Talking about the QIP trends last year, experts added that there was not a single QIP issuance in the first quarter of last fiscal 2012-13.
According to merchant bankers, the queue is likely to increase as more and more companies are joining the QIP bandwagon.
The qualified institutional placement (QIP) of equity shares by listed companies displayed was introduced by the capital market regulator the Securities and Exchange Board of India (Sebi) in the year 2006.
Adani Enterprises and Larsen & Toubro have also announced of big QIP issuance recently.
“It is cheaper and faster to raise money through QIPs. There is no lock-in and the whole process takes little time. You will find more companies taking the QIP route in the current year,”
said a merchant banker.
It should be noted that commercial vehicle maker, Ashok Leyland, has raised over around Rs 666 crore through QIP route and Industrial Development Bank of India (IDBI Bank) indicating it may raise around Rs 4,000 crore via this route.

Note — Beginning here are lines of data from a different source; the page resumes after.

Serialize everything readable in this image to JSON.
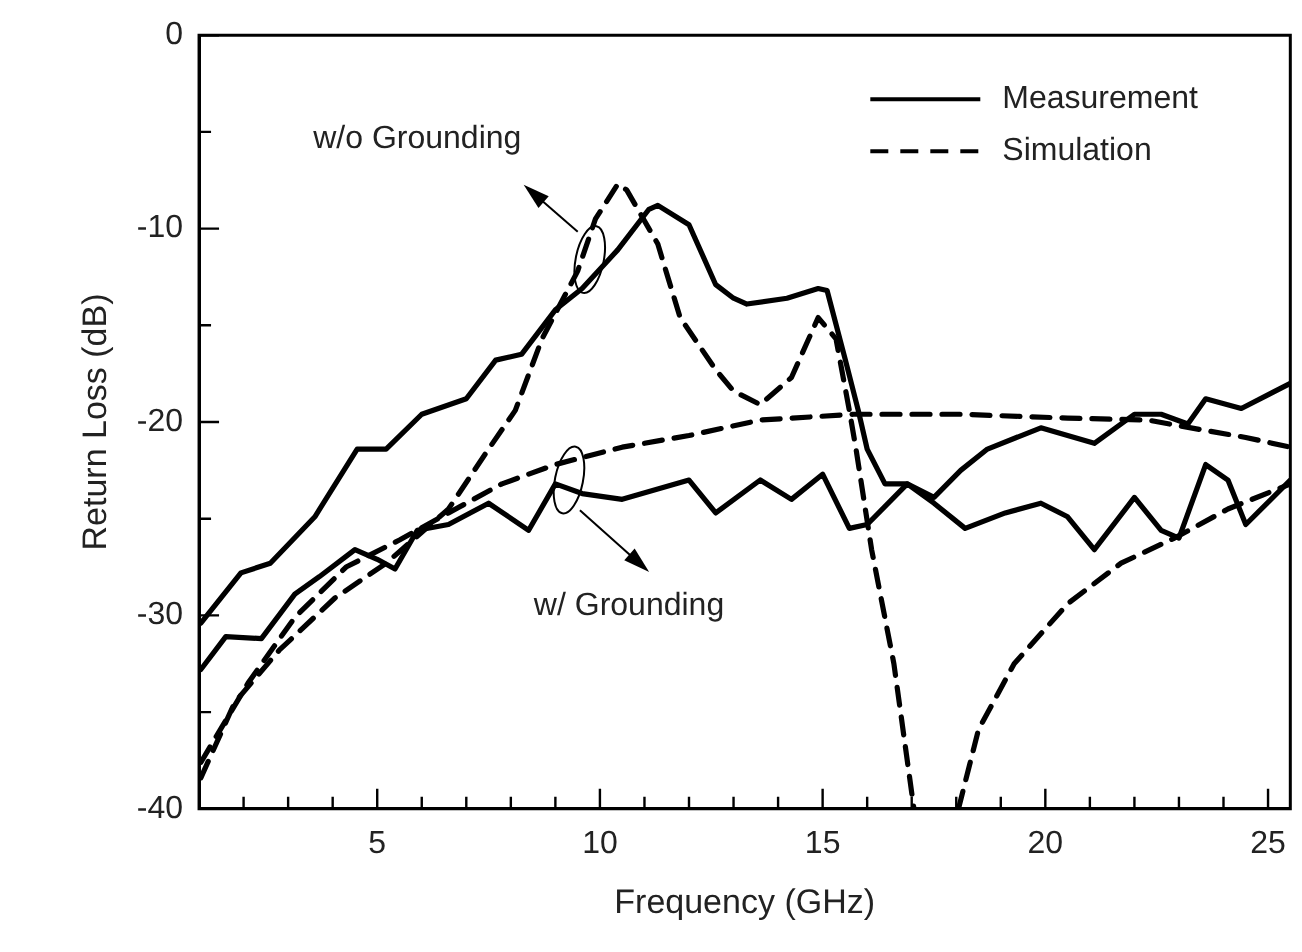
{
  "chart_data": {
    "type": "line",
    "xlabel": "Frequency (GHz)",
    "ylabel": "Return Loss (dB)",
    "xlim": [
      1,
      25.5
    ],
    "ylim": [
      -40,
      0
    ],
    "xticks": [
      {
        "value": 2,
        "label": null
      },
      {
        "value": 3,
        "label": null
      },
      {
        "value": 4,
        "label": null
      },
      5,
      {
        "value": 6,
        "label": null
      },
      {
        "value": 7,
        "label": null
      },
      {
        "value": 8,
        "label": null
      },
      {
        "value": 9,
        "label": null
      },
      10,
      {
        "value": 11,
        "label": null
      },
      {
        "value": 12,
        "label": null
      },
      {
        "value": 13,
        "label": null
      },
      {
        "value": 14,
        "label": null
      },
      15,
      {
        "value": 16,
        "label": null
      },
      {
        "value": 17,
        "label": null
      },
      {
        "value": 18,
        "label": null
      },
      {
        "value": 19,
        "label": null
      },
      20,
      {
        "value": 21,
        "label": null
      },
      {
        "value": 22,
        "label": null
      },
      {
        "value": 23,
        "label": null
      },
      {
        "value": 24,
        "label": null
      },
      25
    ],
    "yticks": [
      -40,
      {
        "value": -35,
        "label": null
      },
      -30,
      {
        "value": -25,
        "label": null
      },
      -20,
      {
        "value": -15,
        "label": null
      },
      -10,
      {
        "value": -5,
        "label": null
      },
      0
    ],
    "grid": false,
    "legend": "top right",
    "marker": "none",
    "series": [
      {
        "name": "Measurement",
        "color": "#000000",
        "line_style": "solid",
        "x": [
          1.04,
          1.94,
          2.6,
          3.6,
          4.55,
          5.2,
          6.0,
          7.0,
          7.66,
          8.24,
          9.0,
          9.6,
          10.4,
          11.1,
          11.3,
          12.0,
          12.6,
          13.0,
          13.3,
          14.2,
          14.9,
          15.1,
          15.5,
          15.8,
          16.0,
          16.4,
          16.9,
          17.5,
          18.1,
          18.7,
          19.9,
          21.1,
          22.0,
          22.6,
          23.2,
          23.6,
          24.4,
          25.5
        ],
        "values": [
          -30.4,
          -27.8,
          -27.3,
          -24.9,
          -21.4,
          -21.4,
          -19.6,
          -18.8,
          -16.8,
          -16.5,
          -14.2,
          -13.1,
          -11.1,
          -9.0,
          -8.8,
          -9.8,
          -12.9,
          -13.6,
          -13.9,
          -13.6,
          -13.1,
          -13.2,
          -16.7,
          -19.4,
          -21.4,
          -23.2,
          -23.2,
          -23.9,
          -22.5,
          -21.4,
          -20.3,
          -21.1,
          -19.6,
          -19.6,
          -20.1,
          -18.8,
          -19.3,
          -18.0
        ]
      },
      {
        "color": "#000000",
        "line_style": "solid",
        "x": [
          1.04,
          1.6,
          2.4,
          3.15,
          3.7,
          4.5,
          5.0,
          5.4,
          5.9,
          6.6,
          7.5,
          8.4,
          9.0,
          9.6,
          10.5,
          12.0,
          12.6,
          13.6,
          14.3,
          15.0,
          15.6,
          16.0,
          16.9,
          17.5,
          18.2,
          19.1,
          19.9,
          20.5,
          21.1,
          22.0,
          22.6,
          23.0,
          23.6,
          24.1,
          24.5,
          25.5
        ],
        "values": [
          -32.8,
          -31.1,
          -31.2,
          -28.9,
          -28.0,
          -26.6,
          -27.1,
          -27.6,
          -25.6,
          -25.3,
          -24.2,
          -25.6,
          -23.2,
          -23.7,
          -24.0,
          -23.0,
          -24.7,
          -23.0,
          -24.0,
          -22.7,
          -25.5,
          -25.3,
          -23.2,
          -24.2,
          -25.5,
          -24.7,
          -24.2,
          -24.9,
          -26.6,
          -23.9,
          -25.6,
          -26.0,
          -22.2,
          -23.0,
          -25.3,
          -23.0
        ]
      },
      {
        "name": "Simulation",
        "color": "#000000",
        "line_style": "dashed",
        "x": [
          1.04,
          1.8,
          2.8,
          4.05,
          5.2,
          6.6,
          7.5,
          8.1,
          8.7,
          9.5,
          9.9,
          10.4,
          10.6,
          11.3,
          11.8,
          12.6,
          13.0,
          13.6,
          14.3,
          14.9,
          15.3,
          15.6,
          15.75,
          16.1,
          16.6,
          17.05,
          17.5,
          18.05,
          18.5,
          19.3,
          20.5,
          21.7,
          22.9,
          24.1,
          25.5
        ],
        "values": [
          -38.4,
          -34.5,
          -31.8,
          -29.1,
          -27.3,
          -24.5,
          -21.4,
          -19.4,
          -15.7,
          -12.2,
          -9.5,
          -7.7,
          -8.0,
          -10.8,
          -14.6,
          -17.3,
          -18.4,
          -19.1,
          -17.7,
          -14.6,
          -15.7,
          -19.4,
          -21.4,
          -26.6,
          -32.5,
          -40,
          null,
          -40,
          -35.9,
          -32.5,
          -29.4,
          -27.3,
          -26.0,
          -24.5,
          -23.2
        ]
      },
      {
        "color": "#000000",
        "line_style": "dashed",
        "x": [
          1.04,
          2.1,
          3.15,
          4.3,
          5.5,
          6.6,
          7.8,
          9.0,
          10.5,
          12.0,
          13.6,
          15.7,
          18.1,
          20.5,
          22.3,
          23.5,
          24.5,
          25.5
        ],
        "values": [
          -37.6,
          -33.5,
          -30.1,
          -27.5,
          -26.1,
          -24.7,
          -23.2,
          -22.2,
          -21.3,
          -20.7,
          -19.9,
          -19.6,
          -19.6,
          -19.8,
          -19.9,
          -20.4,
          -20.8,
          -21.3
        ]
      }
    ],
    "annotations": [
      "w/o Grounding",
      "w/ Grounding"
    ]
  }
}
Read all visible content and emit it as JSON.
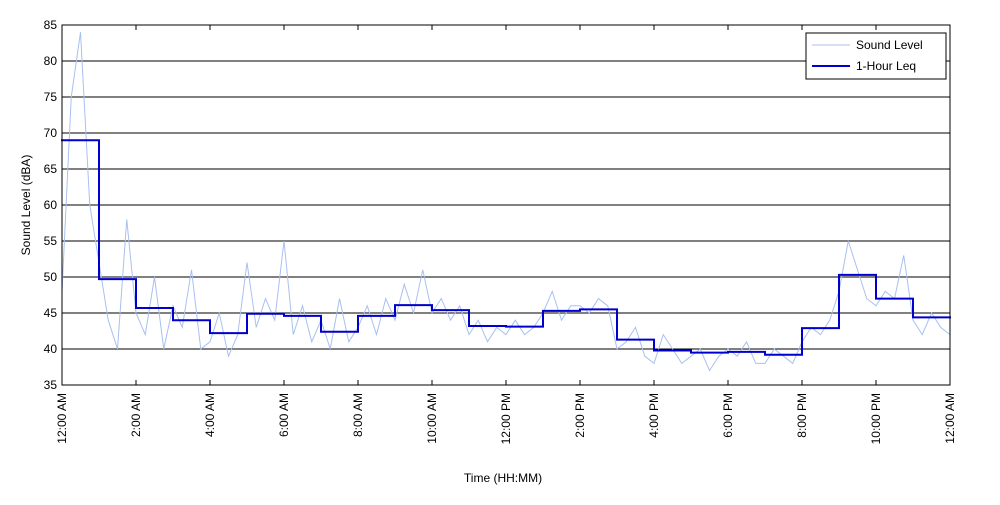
{
  "chart_data": {
    "type": "line",
    "xlabel": "Time (HH:MM)",
    "ylabel": "Sound Level (dBA)",
    "xlim": [
      0,
      24
    ],
    "ylim": [
      35,
      85
    ],
    "yticks": [
      35,
      40,
      45,
      50,
      55,
      60,
      65,
      70,
      75,
      80,
      85
    ],
    "xticks": [
      {
        "value": 0,
        "label": "12:00 AM"
      },
      {
        "value": 2,
        "label": "2:00 AM"
      },
      {
        "value": 4,
        "label": "4:00 AM"
      },
      {
        "value": 6,
        "label": "6:00 AM"
      },
      {
        "value": 8,
        "label": "8:00 AM"
      },
      {
        "value": 10,
        "label": "10:00 AM"
      },
      {
        "value": 12,
        "label": "12:00 PM"
      },
      {
        "value": 14,
        "label": "2:00 PM"
      },
      {
        "value": 16,
        "label": "4:00 PM"
      },
      {
        "value": 18,
        "label": "6:00 PM"
      },
      {
        "value": 20,
        "label": "8:00 PM"
      },
      {
        "value": 22,
        "label": "10:00 PM"
      },
      {
        "value": 24,
        "label": "12:00 AM"
      }
    ],
    "grid": true,
    "legend": "upper right",
    "series": [
      {
        "name": "Sound Level",
        "color": "#a8c0f0",
        "style": "line",
        "x": [
          0,
          0.25,
          0.5,
          0.75,
          1,
          1.25,
          1.5,
          1.75,
          2,
          2.25,
          2.5,
          2.75,
          3,
          3.25,
          3.5,
          3.75,
          4,
          4.25,
          4.5,
          4.75,
          5,
          5.25,
          5.5,
          5.75,
          6,
          6.25,
          6.5,
          6.75,
          7,
          7.25,
          7.5,
          7.75,
          8,
          8.25,
          8.5,
          8.75,
          9,
          9.25,
          9.5,
          9.75,
          10,
          10.25,
          10.5,
          10.75,
          11,
          11.25,
          11.5,
          11.75,
          12,
          12.25,
          12.5,
          12.75,
          13,
          13.25,
          13.5,
          13.75,
          14,
          14.25,
          14.5,
          14.75,
          15,
          15.25,
          15.5,
          15.75,
          16,
          16.25,
          16.5,
          16.75,
          17,
          17.25,
          17.5,
          17.75,
          18,
          18.25,
          18.5,
          18.75,
          19,
          19.25,
          19.5,
          19.75,
          20,
          20.25,
          20.5,
          20.75,
          21,
          21.25,
          21.5,
          21.75,
          22,
          22.25,
          22.5,
          22.75,
          23,
          23.25,
          23.5,
          23.75,
          24
        ],
        "values": [
          48,
          75,
          84,
          60,
          52,
          44,
          40,
          58,
          45,
          42,
          50,
          40,
          46,
          43,
          51,
          40,
          41,
          45,
          39,
          42,
          52,
          43,
          47,
          44,
          55,
          42,
          46,
          41,
          44,
          40,
          47,
          41,
          43,
          46,
          42,
          47,
          44,
          49,
          45,
          51,
          45,
          47,
          44,
          46,
          42,
          44,
          41,
          43,
          42,
          44,
          42,
          43,
          45,
          48,
          44,
          46,
          46,
          45,
          47,
          46,
          40,
          41,
          43,
          39,
          38,
          42,
          40,
          38,
          39,
          40,
          37,
          39,
          40,
          39,
          41,
          38,
          38,
          40,
          39,
          38,
          41,
          43,
          42,
          44,
          48,
          55,
          51,
          47,
          46,
          48,
          47,
          53,
          44,
          42,
          45,
          43,
          42
        ]
      },
      {
        "name": "1-Hour Leq",
        "color": "#0000cc",
        "style": "step",
        "x": [
          0,
          1,
          2,
          3,
          4,
          5,
          6,
          7,
          8,
          9,
          10,
          11,
          12,
          13,
          14,
          15,
          16,
          17,
          18,
          19,
          20,
          21,
          22,
          23
        ],
        "values": [
          69,
          49.7,
          45.7,
          44,
          42.2,
          44.9,
          44.6,
          42.4,
          44.6,
          46.1,
          45.4,
          43.2,
          43.1,
          45.3,
          45.5,
          41.3,
          39.8,
          39.5,
          39.6,
          39.2,
          42.9,
          50.3,
          47,
          44.4
        ]
      }
    ]
  }
}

The major QIP issue was by Reliance Communications, which raised around Rs 4,808 crore, followed by Idea and Yes Bank which raised Rs 3,000 crore and Rs 2,942 crore respectively, till this point of time.
“It is interesting to note that all the QIP issues hit the market after the election results were announced on May 16,”
an expert said.
The QIPs clearly show that there has been a pent up demand for capital, which is now being released over the last 2-3 months.
“It also shows the revival of investor sentiment, backed by a strong secondary market,”
a research firm said.
The public sector lender IDBI Bank said that it is eyeing to raise $7.5 billion through private placement, public issue or under a medium term notes programme during this fiscal. Now the bank plans to come up with a QIP to garner Rs 4,000 crore to raise its capital adequacy ratio.
Meanwhile the Hinduja group company has also informed the stock exchange that its fund raising committee has approved the issue and allotment of 18.52 crore shares to institutions.
“The issue price was at a premium of Rs 1.70 per share to the floor price of Rs 34.30 per equity share. The QIP opened on June 26 and got a good response from big investors,”
said a member of the National Stock Exchange.
When Amar Pal, a chartered accountant was asked why India Inc is looking at QIP and not Follow on Public Order(FPO), they said:
“FPO is costly with high amount compliances, where as QIP is good and it ensures speedy private fund raised with less compliances.
FPO involves high risk of subscription and cost too. When the same fund can be availed with less compliances and risk, why corporate will look at FPO route.”
QIP will be more beneficial for everyone, especially in the Indian market.
The issue is managed by a Sebi-registered merchant banker. There is no pre-issue filing of the placement document with Sebi.
The placement document is placed on the websites of the stock exchanges and the issuer, with appropriate disclaimer to the effect that the placement is meant only QIBs on private placement basis and is not an offer to the public,
said Srikanth Jaya Kumar, founder of Saisadhan Wealth Creator.
QIPs mean further marginalisation of the retail investors. Our public market is gradually becoming a private market, feels expert.
When Debashis Basu, founder of Moneylife India was contacted to comment on the non possibility of retail participation at the QIP issue, he said,
“They can buy from the market. Indians in general do not invest in shares. How many people (in India) invest in shares? That is why Sebi has allowed companies to raise money by QIP.”